Sullivan Patrick W, Ghushchyan Vahram
University of Colorado School of Pharmacy, Pharmaceutical Outcomes Research Program, 4200 East Ninth Avenue, Box C238, Denver, CO 80262, USA.
Med Decis Making. 2006 Jul-Aug;26(4):401-9. doi: 10.1177/0272989X06290496.
Previous mapping algorithms estimating EQ-5D index scores from the SF-12 were based on preferences from a UK community sample. However, preferences based on the general US population are most appropriate for costeffectiveness analyses done from the societal perspective in the United States.
To provide a mapping algorithm for estimating EQ-5D index scores from the SF-12 based on a nationally representative sample and using preferences based on the general US population:
The Medical Expenditure Panel Survey (MEPS) 2002 and 2000 data were used as independent derivation and validation sets to estimate the relationship between SF-12 scores and EQ-5D index scores, controlling for sociodemographic characteristics and comorbidity burden. Prediction equations for end-users who only have access to SF-12 scores were derived and compared. The empirical performance of censored least absolute deviations (CLAD), Tobit, and ordinary least squares (OLS) analytic methods were compared by calculating the mean prediction error in the validation set.

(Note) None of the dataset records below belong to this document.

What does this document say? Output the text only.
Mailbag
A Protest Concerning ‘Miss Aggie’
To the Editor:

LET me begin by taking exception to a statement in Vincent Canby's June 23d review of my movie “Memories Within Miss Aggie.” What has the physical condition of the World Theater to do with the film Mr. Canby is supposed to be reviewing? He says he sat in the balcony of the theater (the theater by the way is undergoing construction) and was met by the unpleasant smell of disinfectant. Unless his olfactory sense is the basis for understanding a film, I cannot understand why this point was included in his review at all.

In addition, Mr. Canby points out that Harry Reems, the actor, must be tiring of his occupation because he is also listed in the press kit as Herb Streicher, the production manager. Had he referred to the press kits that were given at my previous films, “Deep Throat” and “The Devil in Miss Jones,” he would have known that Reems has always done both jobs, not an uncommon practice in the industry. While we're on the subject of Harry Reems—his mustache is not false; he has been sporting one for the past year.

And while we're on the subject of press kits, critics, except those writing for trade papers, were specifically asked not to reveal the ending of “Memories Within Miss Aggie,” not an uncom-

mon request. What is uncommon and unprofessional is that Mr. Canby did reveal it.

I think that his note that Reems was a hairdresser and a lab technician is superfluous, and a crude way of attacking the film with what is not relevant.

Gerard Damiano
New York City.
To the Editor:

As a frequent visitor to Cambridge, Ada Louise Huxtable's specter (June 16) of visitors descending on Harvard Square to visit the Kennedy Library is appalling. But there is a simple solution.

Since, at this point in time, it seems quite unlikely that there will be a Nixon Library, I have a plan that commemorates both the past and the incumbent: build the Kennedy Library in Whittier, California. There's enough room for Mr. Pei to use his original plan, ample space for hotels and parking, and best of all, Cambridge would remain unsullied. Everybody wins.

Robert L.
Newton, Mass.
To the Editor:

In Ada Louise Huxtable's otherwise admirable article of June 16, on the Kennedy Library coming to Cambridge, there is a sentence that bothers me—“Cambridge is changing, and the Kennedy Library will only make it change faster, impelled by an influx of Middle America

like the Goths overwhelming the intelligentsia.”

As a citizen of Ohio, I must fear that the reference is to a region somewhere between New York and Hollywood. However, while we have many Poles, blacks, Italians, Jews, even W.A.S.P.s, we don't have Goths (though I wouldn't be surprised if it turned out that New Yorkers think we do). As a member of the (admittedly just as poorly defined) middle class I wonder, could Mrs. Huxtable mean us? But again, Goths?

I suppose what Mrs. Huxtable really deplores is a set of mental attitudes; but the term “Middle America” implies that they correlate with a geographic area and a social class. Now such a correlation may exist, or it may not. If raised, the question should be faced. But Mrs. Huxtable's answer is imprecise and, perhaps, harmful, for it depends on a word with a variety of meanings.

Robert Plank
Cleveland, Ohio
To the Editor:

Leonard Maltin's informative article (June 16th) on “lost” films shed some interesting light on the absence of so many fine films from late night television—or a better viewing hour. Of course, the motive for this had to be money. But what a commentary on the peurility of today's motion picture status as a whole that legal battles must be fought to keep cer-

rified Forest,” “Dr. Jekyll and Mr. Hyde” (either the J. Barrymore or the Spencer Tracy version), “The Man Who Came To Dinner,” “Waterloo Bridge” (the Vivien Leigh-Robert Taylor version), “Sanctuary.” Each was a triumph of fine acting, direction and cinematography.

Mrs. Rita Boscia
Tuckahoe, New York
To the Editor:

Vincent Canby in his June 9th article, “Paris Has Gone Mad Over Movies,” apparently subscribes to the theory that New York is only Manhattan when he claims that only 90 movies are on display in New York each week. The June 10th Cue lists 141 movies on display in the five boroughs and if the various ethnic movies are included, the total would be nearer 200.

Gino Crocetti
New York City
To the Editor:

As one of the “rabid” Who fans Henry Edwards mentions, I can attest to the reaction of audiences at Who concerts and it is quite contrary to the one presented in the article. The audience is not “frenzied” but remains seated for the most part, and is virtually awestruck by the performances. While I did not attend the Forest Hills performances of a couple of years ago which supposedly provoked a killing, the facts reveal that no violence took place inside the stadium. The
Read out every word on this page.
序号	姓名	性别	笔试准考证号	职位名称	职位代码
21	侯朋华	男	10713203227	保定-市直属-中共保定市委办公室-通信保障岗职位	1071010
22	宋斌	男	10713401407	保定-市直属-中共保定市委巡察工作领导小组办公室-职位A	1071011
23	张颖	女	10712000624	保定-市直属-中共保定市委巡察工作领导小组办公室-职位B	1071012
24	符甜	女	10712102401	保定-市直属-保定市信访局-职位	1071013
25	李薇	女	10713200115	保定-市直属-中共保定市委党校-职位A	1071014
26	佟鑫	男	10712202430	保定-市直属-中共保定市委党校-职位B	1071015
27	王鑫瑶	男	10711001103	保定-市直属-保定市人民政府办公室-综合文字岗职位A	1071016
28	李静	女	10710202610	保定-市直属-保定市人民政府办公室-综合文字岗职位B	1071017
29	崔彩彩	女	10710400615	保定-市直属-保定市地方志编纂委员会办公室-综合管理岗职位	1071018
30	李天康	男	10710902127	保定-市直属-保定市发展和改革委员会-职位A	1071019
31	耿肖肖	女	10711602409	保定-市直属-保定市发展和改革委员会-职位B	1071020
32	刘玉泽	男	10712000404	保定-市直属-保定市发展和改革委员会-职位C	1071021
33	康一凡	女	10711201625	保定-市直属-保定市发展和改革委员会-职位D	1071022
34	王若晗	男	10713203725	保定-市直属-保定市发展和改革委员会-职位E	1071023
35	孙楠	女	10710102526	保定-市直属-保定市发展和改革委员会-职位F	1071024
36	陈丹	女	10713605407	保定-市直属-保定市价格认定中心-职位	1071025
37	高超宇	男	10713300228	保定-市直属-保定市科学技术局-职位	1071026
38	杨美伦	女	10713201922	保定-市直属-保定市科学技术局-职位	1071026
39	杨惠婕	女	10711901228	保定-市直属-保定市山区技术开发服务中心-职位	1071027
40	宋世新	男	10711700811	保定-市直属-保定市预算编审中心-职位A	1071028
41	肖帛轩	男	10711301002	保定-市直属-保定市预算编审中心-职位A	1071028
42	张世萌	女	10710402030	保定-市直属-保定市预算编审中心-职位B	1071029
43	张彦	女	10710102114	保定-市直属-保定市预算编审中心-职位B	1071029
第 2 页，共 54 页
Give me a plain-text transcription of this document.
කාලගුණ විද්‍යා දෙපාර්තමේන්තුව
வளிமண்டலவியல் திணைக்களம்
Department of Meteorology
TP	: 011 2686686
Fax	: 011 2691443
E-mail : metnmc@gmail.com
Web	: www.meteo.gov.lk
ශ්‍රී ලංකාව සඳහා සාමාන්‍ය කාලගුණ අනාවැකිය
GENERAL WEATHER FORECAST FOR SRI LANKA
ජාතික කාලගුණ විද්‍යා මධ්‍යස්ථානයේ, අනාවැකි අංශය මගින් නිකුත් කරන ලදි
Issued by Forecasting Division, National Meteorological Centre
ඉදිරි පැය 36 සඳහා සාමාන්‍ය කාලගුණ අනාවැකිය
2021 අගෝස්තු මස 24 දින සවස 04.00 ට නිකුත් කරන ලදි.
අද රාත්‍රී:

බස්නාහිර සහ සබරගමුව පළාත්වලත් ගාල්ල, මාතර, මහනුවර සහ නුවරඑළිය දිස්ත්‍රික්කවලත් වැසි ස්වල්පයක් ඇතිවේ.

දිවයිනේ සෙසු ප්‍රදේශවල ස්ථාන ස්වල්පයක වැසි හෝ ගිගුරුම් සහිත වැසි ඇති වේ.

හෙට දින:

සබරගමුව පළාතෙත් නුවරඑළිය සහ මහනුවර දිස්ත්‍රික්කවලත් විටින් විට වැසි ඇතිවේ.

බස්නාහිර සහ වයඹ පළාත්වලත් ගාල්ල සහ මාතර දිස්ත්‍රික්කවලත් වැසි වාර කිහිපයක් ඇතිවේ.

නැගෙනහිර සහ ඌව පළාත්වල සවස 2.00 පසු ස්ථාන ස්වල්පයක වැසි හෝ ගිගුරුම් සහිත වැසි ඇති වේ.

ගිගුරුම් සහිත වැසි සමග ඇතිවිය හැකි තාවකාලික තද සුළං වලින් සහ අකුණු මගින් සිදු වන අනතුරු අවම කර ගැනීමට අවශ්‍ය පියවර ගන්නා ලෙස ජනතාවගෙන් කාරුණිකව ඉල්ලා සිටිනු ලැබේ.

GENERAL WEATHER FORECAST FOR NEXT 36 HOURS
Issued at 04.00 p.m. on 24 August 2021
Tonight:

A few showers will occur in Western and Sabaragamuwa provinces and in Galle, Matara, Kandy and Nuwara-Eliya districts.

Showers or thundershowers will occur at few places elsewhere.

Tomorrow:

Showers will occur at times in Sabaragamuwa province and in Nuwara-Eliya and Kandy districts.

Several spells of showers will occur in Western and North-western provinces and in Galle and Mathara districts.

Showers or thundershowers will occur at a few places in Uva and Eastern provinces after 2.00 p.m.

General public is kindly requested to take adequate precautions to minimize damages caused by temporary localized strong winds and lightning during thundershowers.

The fully specified CLAD model resulted in the lowest mean prediction error, followed by OLS and Tobit. The CLAD prediction equation based only on SF-12 scores performed better than the fully specified OLS and Tobit models.
The current research provides an algorithm for mapping EQ-5D index scores from the SF-12. This algorithm may provide analysts with an avenue to obtain appropriate preference-based health-related quality-of-life scores for use in cost-effectiveness analyses when only SF-12 data are available.
以往从SF-12量表估算EQ-5D指数得分的映射算法是基于英国社区样本的偏好得出的。然而,基于美国普通人群的偏好对于从美国社会视角进行的成本效益分析最为合适。
基于具有全国代表性的样本,并采用基于美国普通人群的偏好,提供一种从SF-12量表估算EQ-5D指数得分的映射算法。
使用2002年和2000年医疗支出面板调查(MEPS)数据作为独立的推导和验证集,以估算SF-12量表得分与EQ-5D指数得分之间的关系,同时控制社会人口学特征和合并症负担。推导并比较了仅能获取SF-12量表得分的终端用户的预测方程。通过计算验证集中的平均预测误差,比较了删失最小绝对偏差(CLAD)、托比特(Tobit)和普通最小二乘法(OLS)分析方法的实证性能。
完整设定的CLAD模型产生的平均预测误差最低,其次是OLS和Tobit。仅基于SF-12量表得分的CLAD预测方程比完整设定的OLS和Tobit模型表现更好。
当前研究提供了一种从SF-12量表映射EQ-5D指数得分的算法。当仅有SF-12数据可用时,该算法可为分析人员提供一条途径,以获得适用于成本效益分析的基于偏好的健康相关生活质量得分。